Unexpected error causing Out of Memory while running lifecycle workflows

Hi Team,

I have set of workflows which are designed to live for a longer time until its expiry and it is placed inside a while loop and continue/ retry in case of exceptions or errors.

If there are new code changes to the workflow results in already created lifecycle workflows fail with below error and resulting in an infinite retries piling up history events and ends up in out of memory.

Caused by: io.temporal.internal.replay.NonDeterminisicWorkflowError: Unknown CommandId{commandTarget=TIMER, commandEventId=17}. The possible causes are a nondeterministic workflow definition code or an incompatible change in the workflow definition.
at io.temporal.internal.replay.CommandHelper.getCommand(CommandHelper.java:698)
at io.temporal.internal.replay.CommandHelper.handleTimerStarted(CommandHelper.java:379)
at io.temporal.internal.replay.ReplayWorkflowExecutor.processEvent(ReplayWorkflowExecutor.java:248)
at io.temporal.internal.replay.ReplayWorkflowExecutor.handleWorkflowTaskImpl(ReplayWorkflowExecutor.java:474)
at io.temporal.internal.replay.ReplayWorkflowExecutor.handleWorkflowTask(ReplayWorkflowExecutor.java:403)
at io.temporal.internal.replay.ReplayWorkflowTaskHandler.handleWorkflowTaskWithEmbeddedQuery(ReplayWorkflowTaskHandler.java:168)
at io.temporal.internal.replay.ReplayWorkflowTaskHandler.handleWorkflowTaskImpl(ReplayWorkflowTaskHandler.java:145)
at io.temporal.internal.replay.ReplayWorkflowTaskHandler.handleWorkflowTask(ReplayWorkflowTaskHandler.java:104)
at io.temporal.internal.worker.WorkflowWorker$TaskHandlerImpl.handle(WorkflowWorker.java:301)
at io.temporal.internal.worker.WorkflowWorker$TaskHandlerImpl.handle(WorkflowWorker.java:273)
at io.temporal.internal.worker.PollTaskExecutor.lambda$process$0(PollTaskExecutor.java:73)
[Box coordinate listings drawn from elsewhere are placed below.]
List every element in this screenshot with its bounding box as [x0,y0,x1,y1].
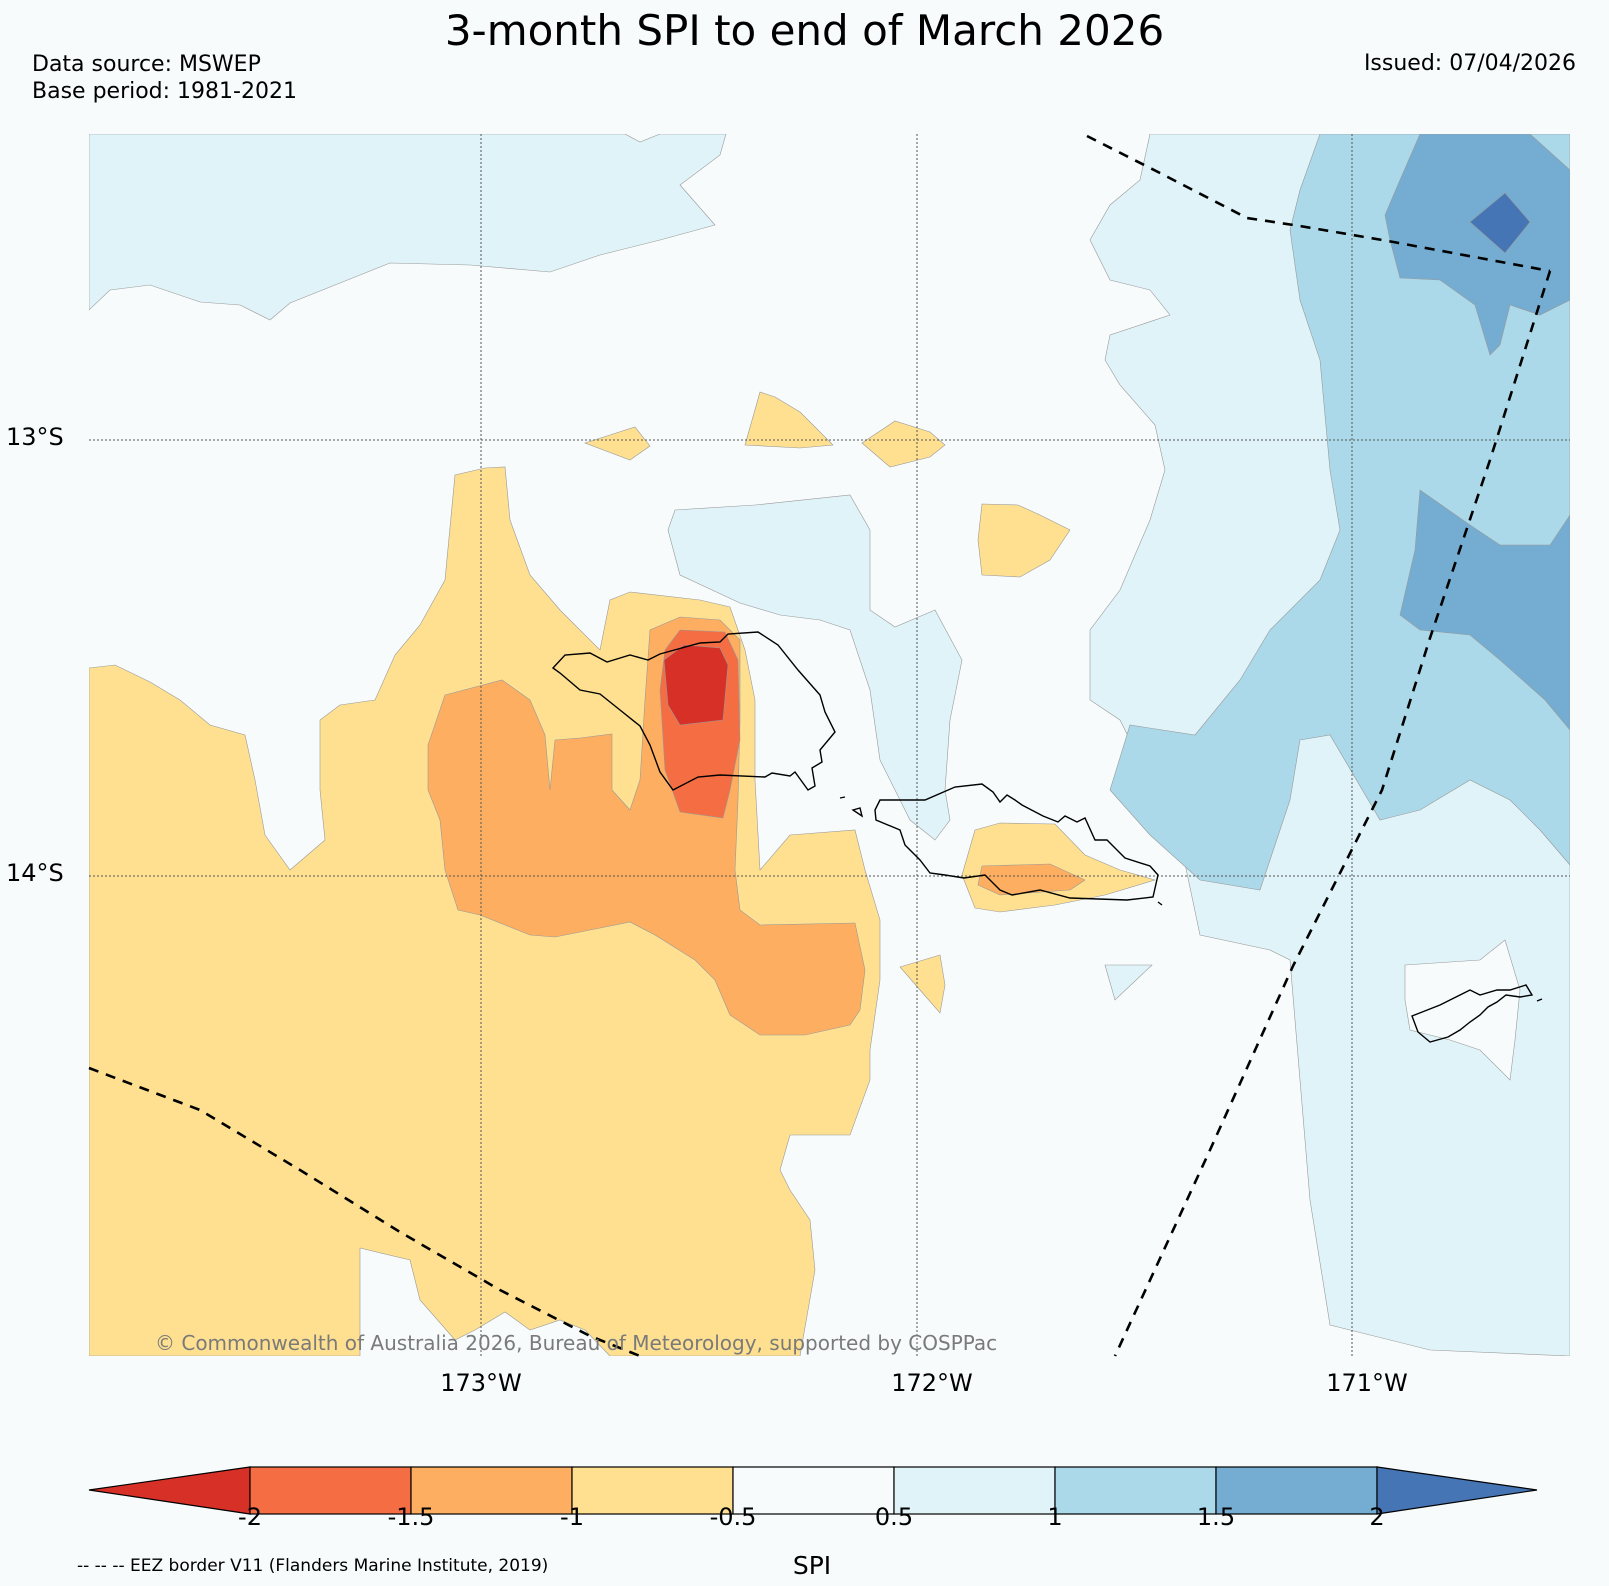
colorbar-tick-minus1: -1 [560,1503,584,1531]
contour-minus1-0-main [427,616,866,1036]
contour-2-0 [1469,192,1531,254]
colorbar-tick-minus2: -2 [238,1503,262,1531]
contour-1-0 [1109,134,1570,891]
colorbar-tick-0-5: 0.5 [874,1503,914,1531]
colorbar-segment [1054,1466,1217,1515]
colorbar-label: SPI [792,1551,832,1580]
contour-minus0-5-isle1 [584,426,651,461]
contour-minus0-5-isle3 [861,420,946,468]
lon-label-171w: 171°W [1326,1369,1408,1397]
colorbar-segment [571,1466,734,1515]
colorbar-tick-minus0-5: -0.5 [709,1503,757,1531]
contour-neutral-east [1404,939,1521,1081]
colorbar-tick-2: 2 [1369,1503,1385,1531]
colorbar-segment [732,1466,895,1515]
contour-minus0-5-isle4 [977,503,1071,578]
data-source-label: Data source: MSWEP [32,52,261,77]
page-title: 3-month SPI to end of March 2026 [444,6,1165,55]
contour-0-5-small [1104,964,1153,1001]
lon-label-172w: 172°W [891,1369,973,1397]
coastline-tutuila [1411,984,1534,1043]
coastline-manono [851,807,864,818]
eez-border-north [1086,134,1551,273]
coastline-savaii [551,631,836,791]
eez-border-east [1113,270,1552,1357]
colorbar-tick-minus1-5: -1.5 [387,1503,435,1531]
colorbar-arrow-low [88,1466,251,1515]
contour-1-5-north [1384,134,1570,356]
base-period-label: Base period: 1981-2021 [32,79,297,104]
lat-label-14s: 14°S [6,859,64,887]
data-source-info: Data source: MSWEP Base period: 1981-202… [32,51,297,105]
colorbar-tick-1: 1 [1047,1503,1063,1531]
contour-0-5-north [89,134,727,321]
colorbar-segment [249,1466,412,1515]
contour-1-5-south [1399,489,1570,731]
coastline-upolu [874,783,1159,901]
coastline-misc [839,796,1543,1002]
contour-minus0-5-isle5 [899,954,946,1014]
contour-minus0-5-isle2 [744,391,834,449]
contour-minus2-0 [663,644,729,726]
issued-date: Issued: 07/04/2026 [1363,51,1576,76]
colorbar-tick-1-5: 1.5 [1196,1503,1236,1531]
lon-label-173w: 173°W [440,1369,522,1397]
colorbar-segment [1215,1466,1378,1515]
colorbar-segment [410,1466,573,1515]
lat-label-13s: 13°S [6,423,64,451]
eez-legend-note: -- -- -- EEZ border V11 (Flanders Marine… [77,1556,549,1576]
colorbar-arrow-high [1376,1466,1538,1515]
contour-0-5-central [667,494,963,841]
colorbar-segment [893,1466,1056,1515]
contour-minus1-0-savaii [977,863,1086,896]
copyright-notice: © Commonwealth of Australia 2026, Bureau… [155,1331,998,1355]
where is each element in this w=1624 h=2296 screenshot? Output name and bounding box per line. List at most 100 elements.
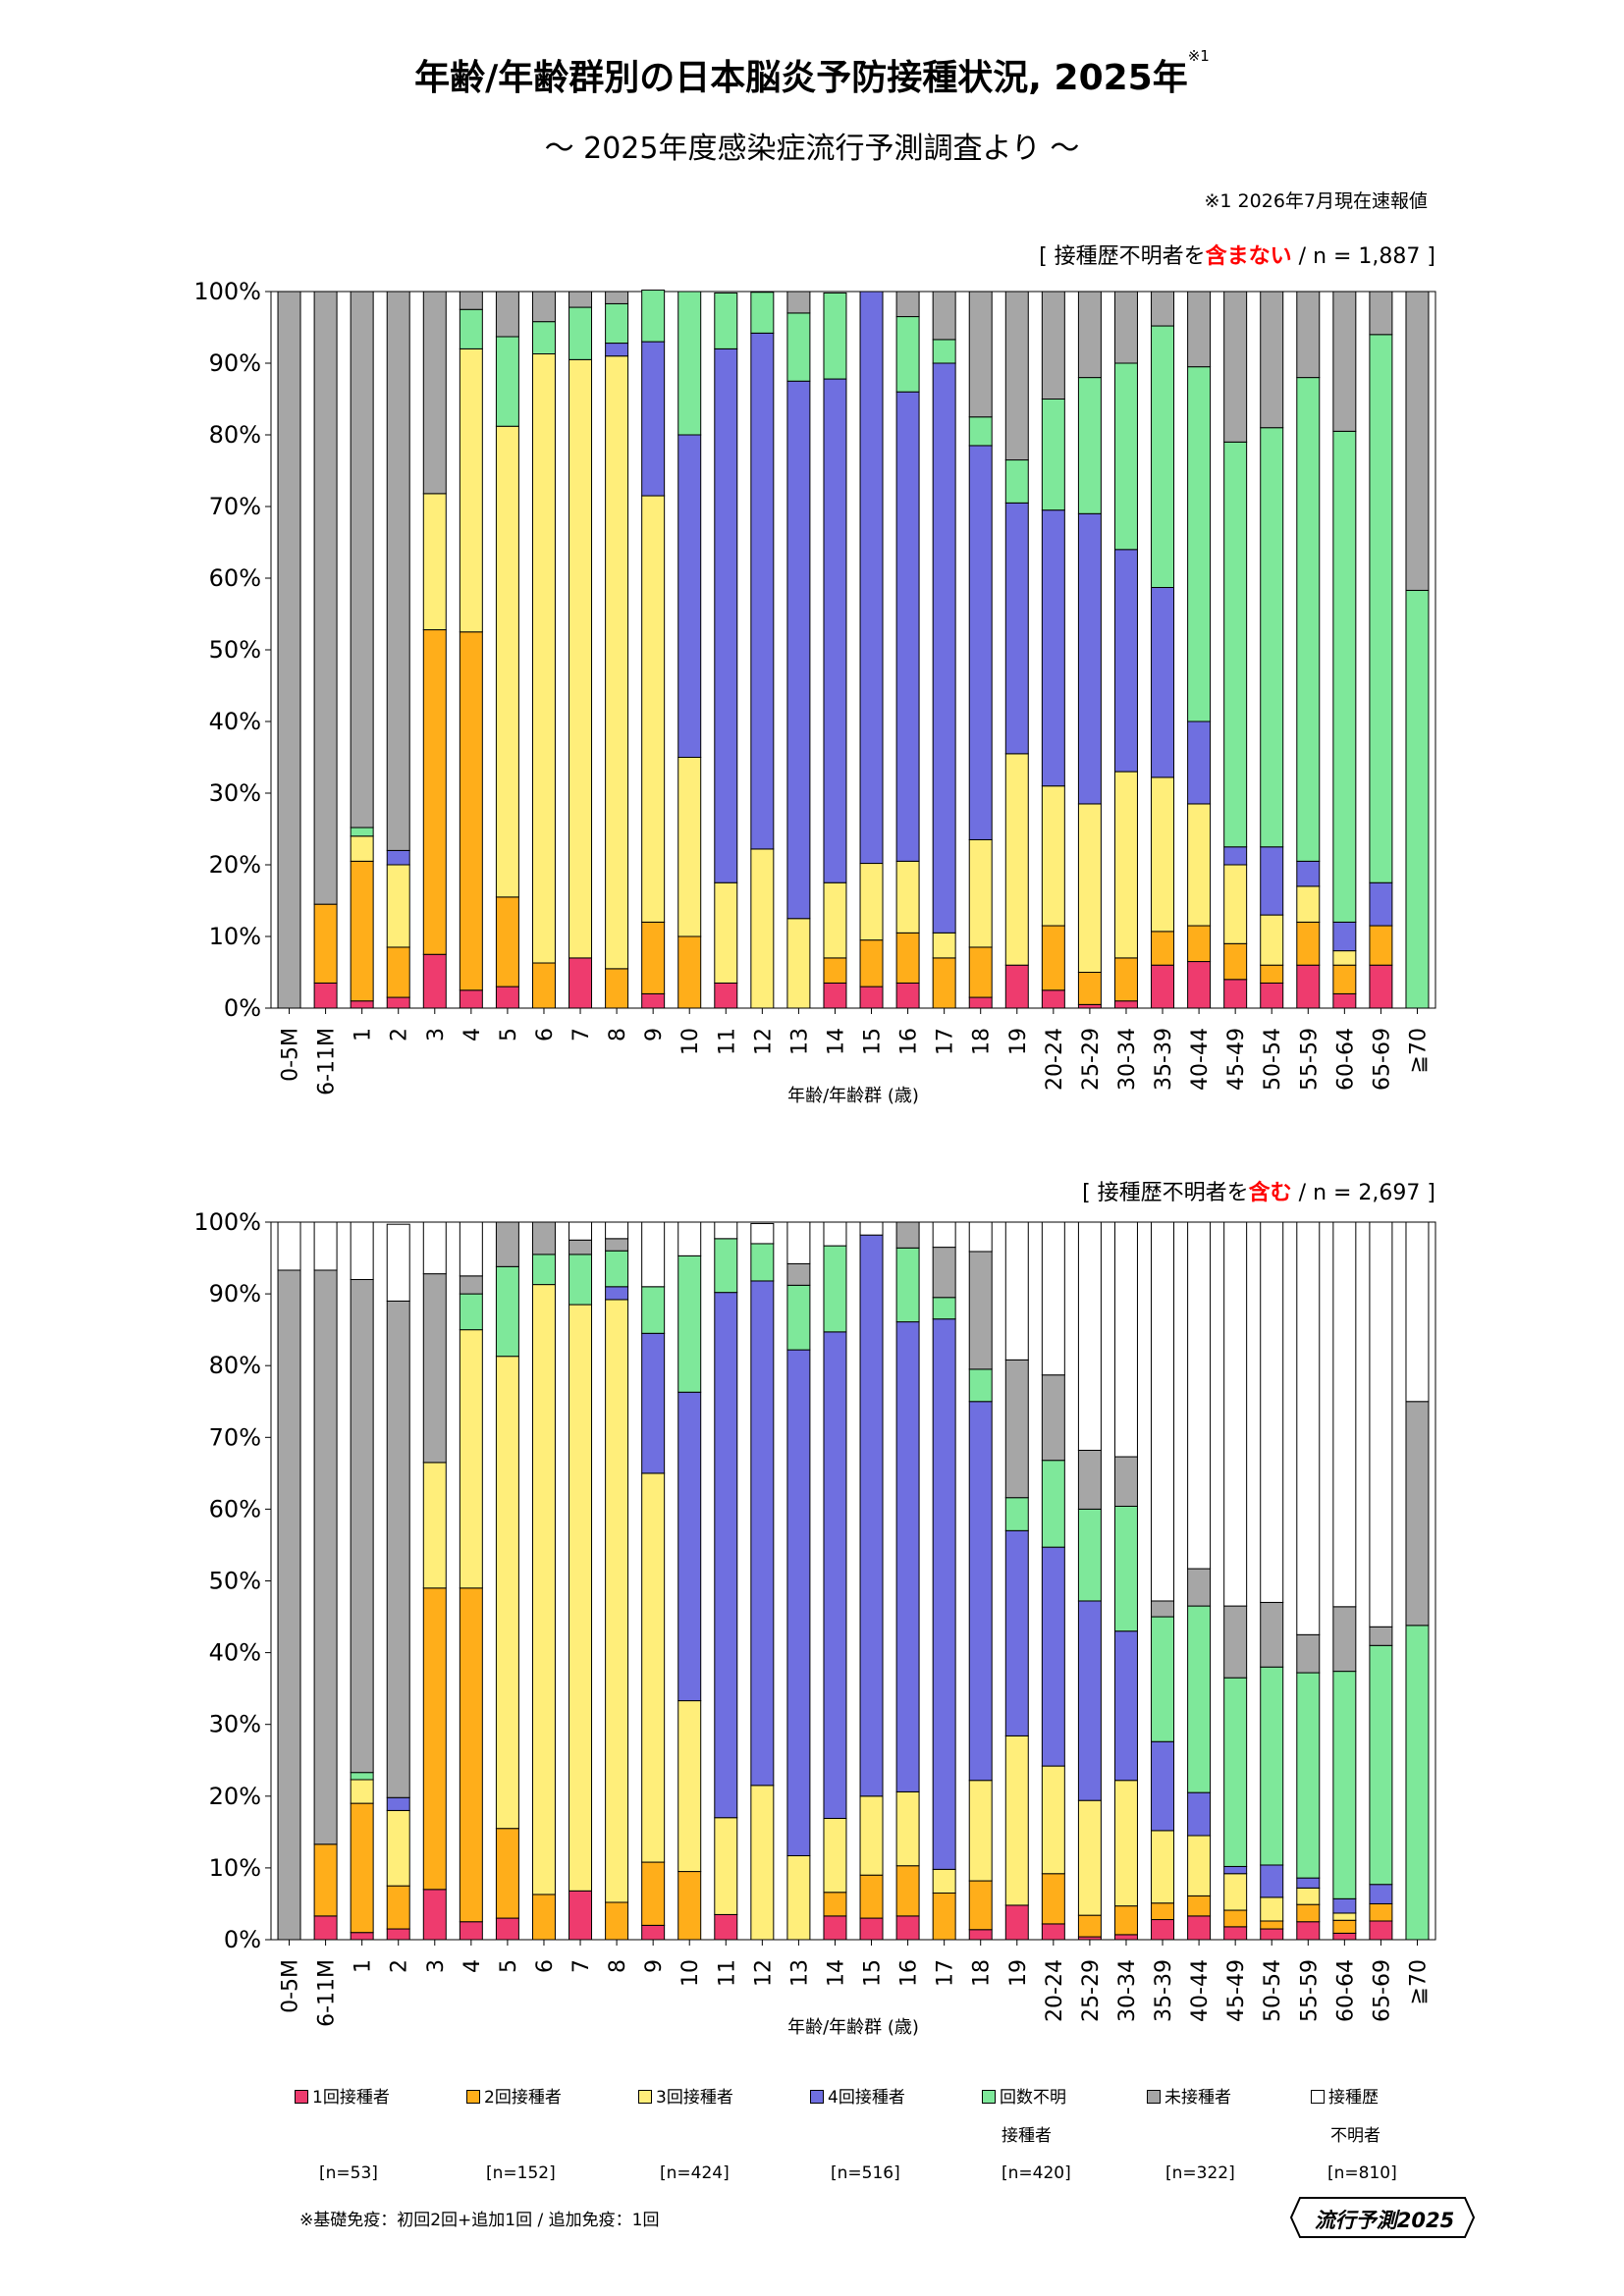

Where the worker is processing only retries and no new request is being processed by Temporal until we manually terminate and continue as new where we end up losing the internal states of the workflow.

We are not able to accomplish our business case if we design by the above mentioned way. Please advise.

Any code changes to the workflow that change the order of operations should be protected by versioning. See Workflow.getVersion API. Its documentation explains how it should be used.

Also, make sure to call continue as new periodically to limit workflow execution history growth. See the periodic workflow sample.

In the eventuality of a programming error like this which caused non determinsitic behaviour.
what will be a reasonable way of handling it
Workflow.retry vs workflow continue as new ? or is it best to let such workflows fail /cancel/terminate and possibly resubmit a new one.

The non deterministic behavior by design blocks workflow execution. So the simplest solution is to revert code deployment to the previous version which unblocks all the blocked workflows.